Bamenda, 22 June, 2020 / 10:08 pm (ACI Africa).
Calls for ceasefire amid COVID-19 crisis in areas of armed conflicts by world leaders including the Holy Father and the United Nations Chief have been disregarded in Africa, various Church leaders have testified.
“Here the conflict is continuing,” the Archbishop of Bamenda in northwestern Cameroon, Archbishop Andrew Nkea has said in response to a survey by Aid to the Church in Need (ACN) International.
Referencing the protracted conflict in the English-speaking region of Cameroon, Archbishop Nkea said, in the June 22 ACN report, that while many leaders of those advocating for secession have expressed their understanding of what is at stake and agreed to sign a general ceasefire, these leaders “don’t actually have much influence on those fighting on the ground.”
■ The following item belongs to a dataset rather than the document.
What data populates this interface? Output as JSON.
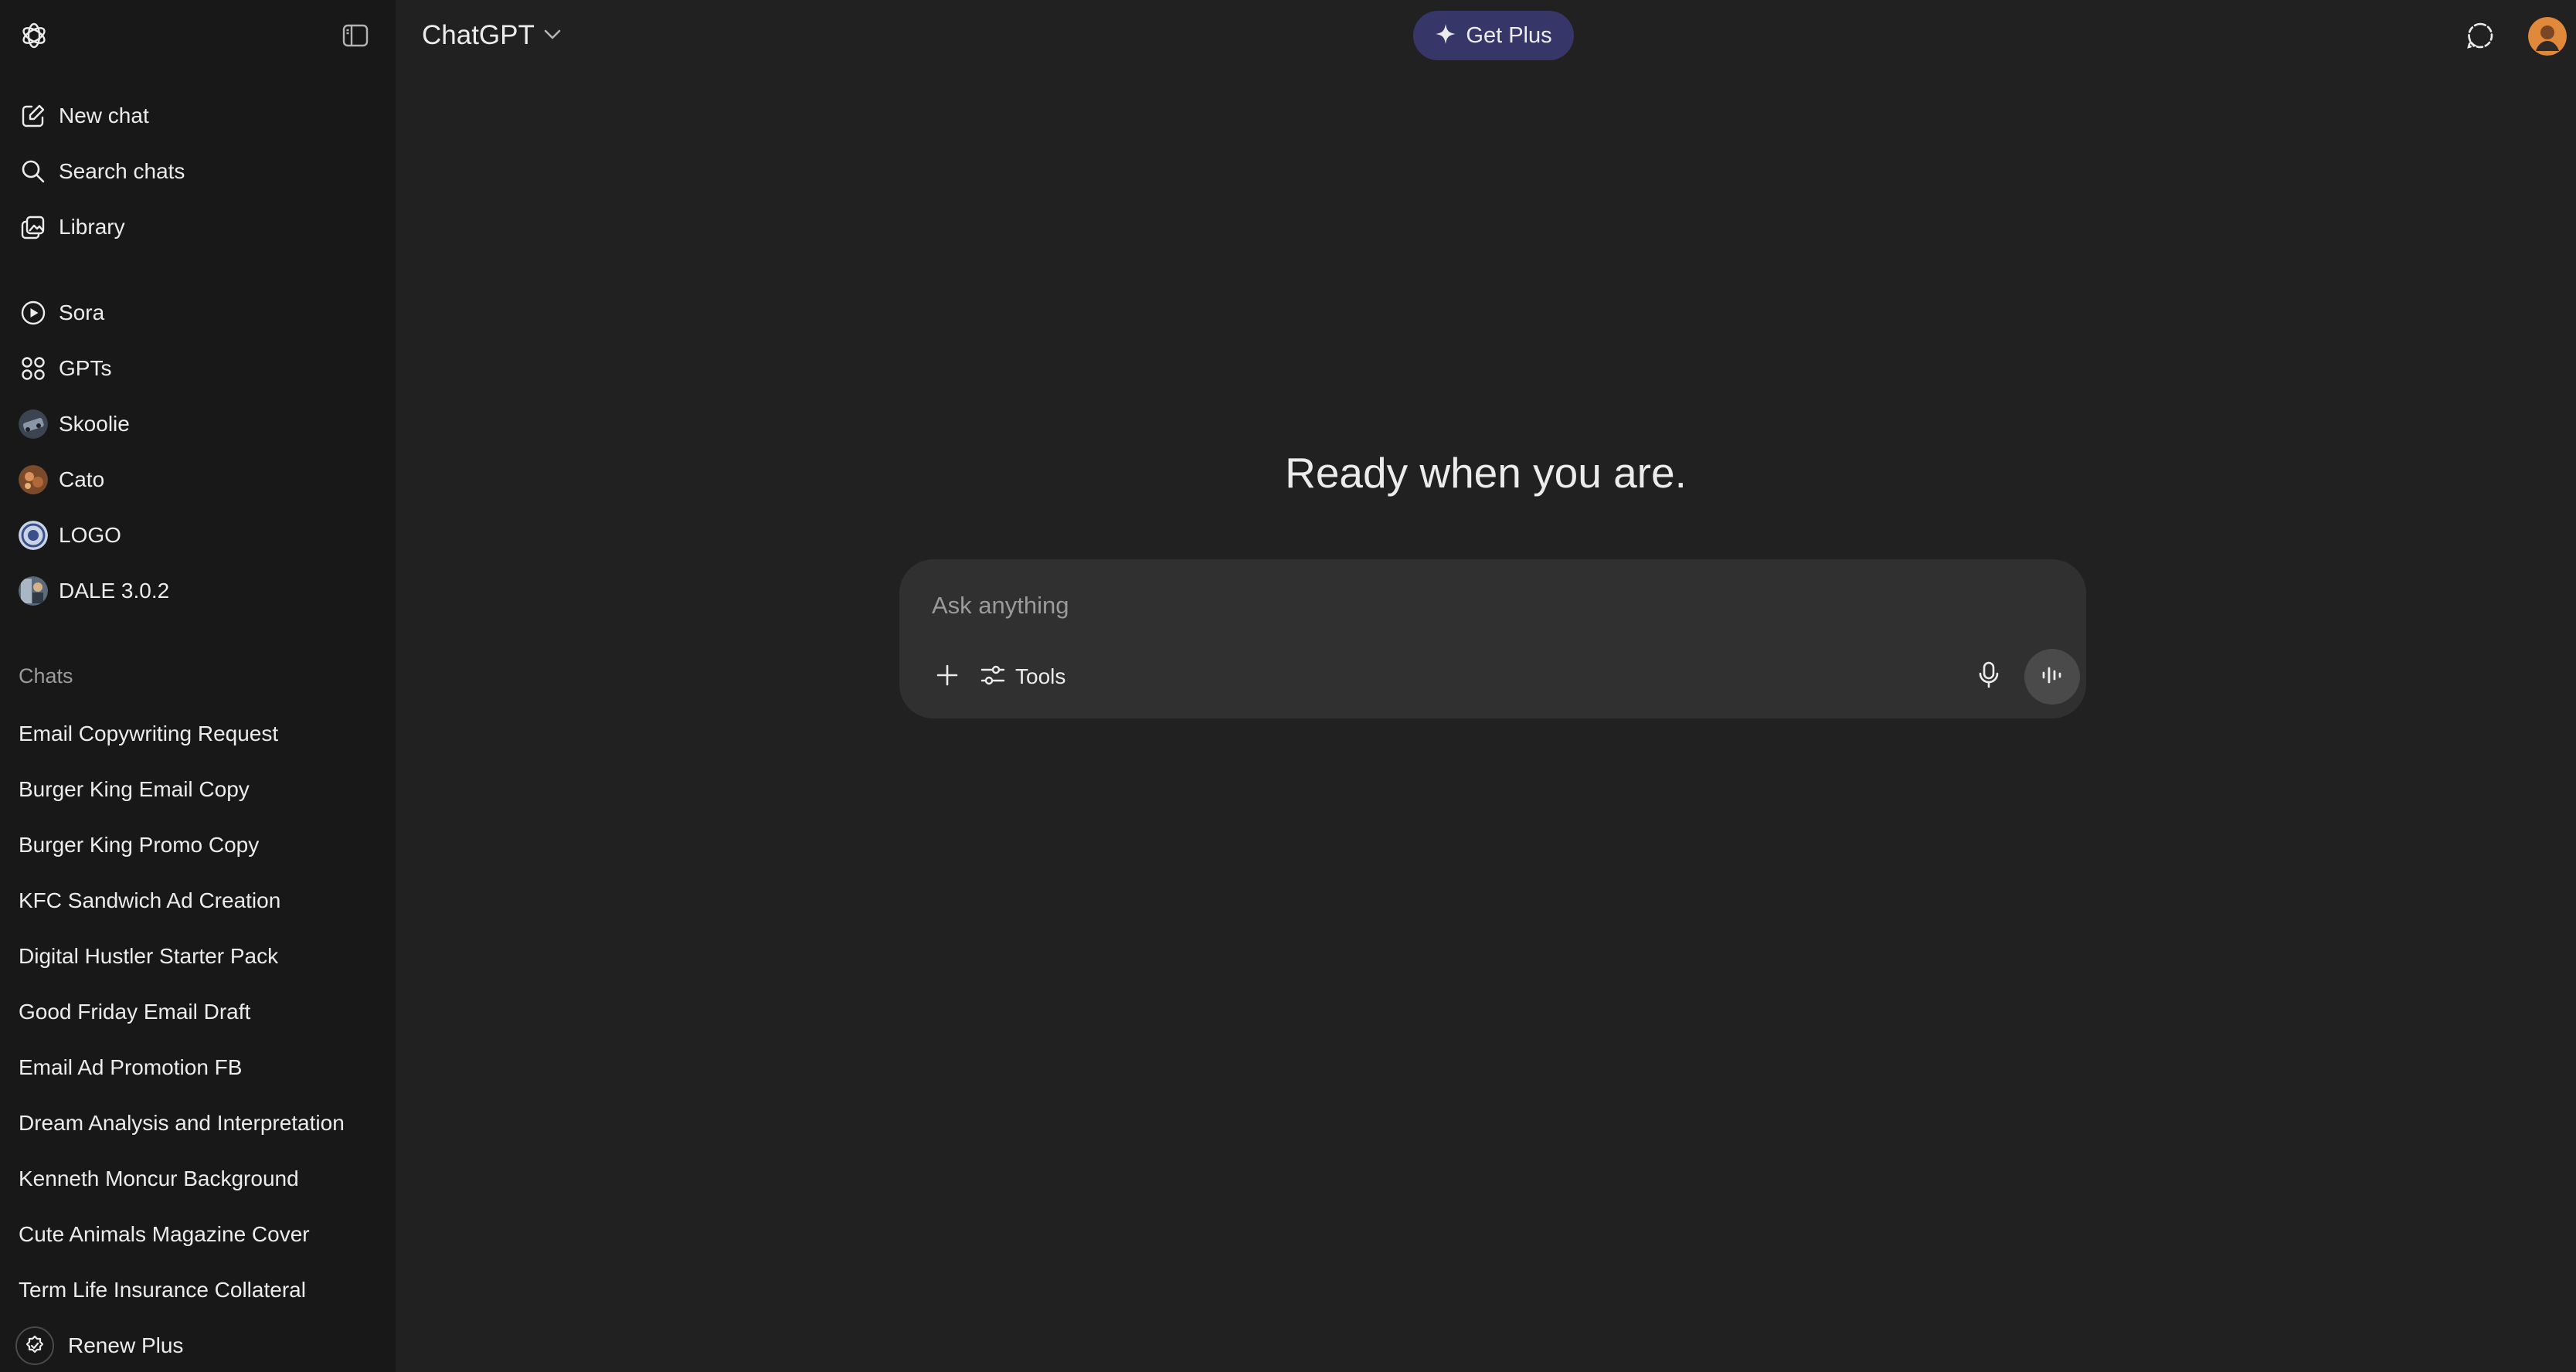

The Central African nation with 80 percent French speakers and 20 percent English speakers has been experiencing armed conflicts since 2016 after Francophone judges and teachers were sent to the historically marginalized Anglophone region.
In neighboring Nigeria, despite the “principal danger” of famine that COVID-19 pandemic poses to the poorest of the people, “the country is still at the mercy of sporadic terrorist attacks by Boko Haram, especially in the northeast of the country,” Archbishop Ignatious Kaigama of Abuja Archdiocese told ACN.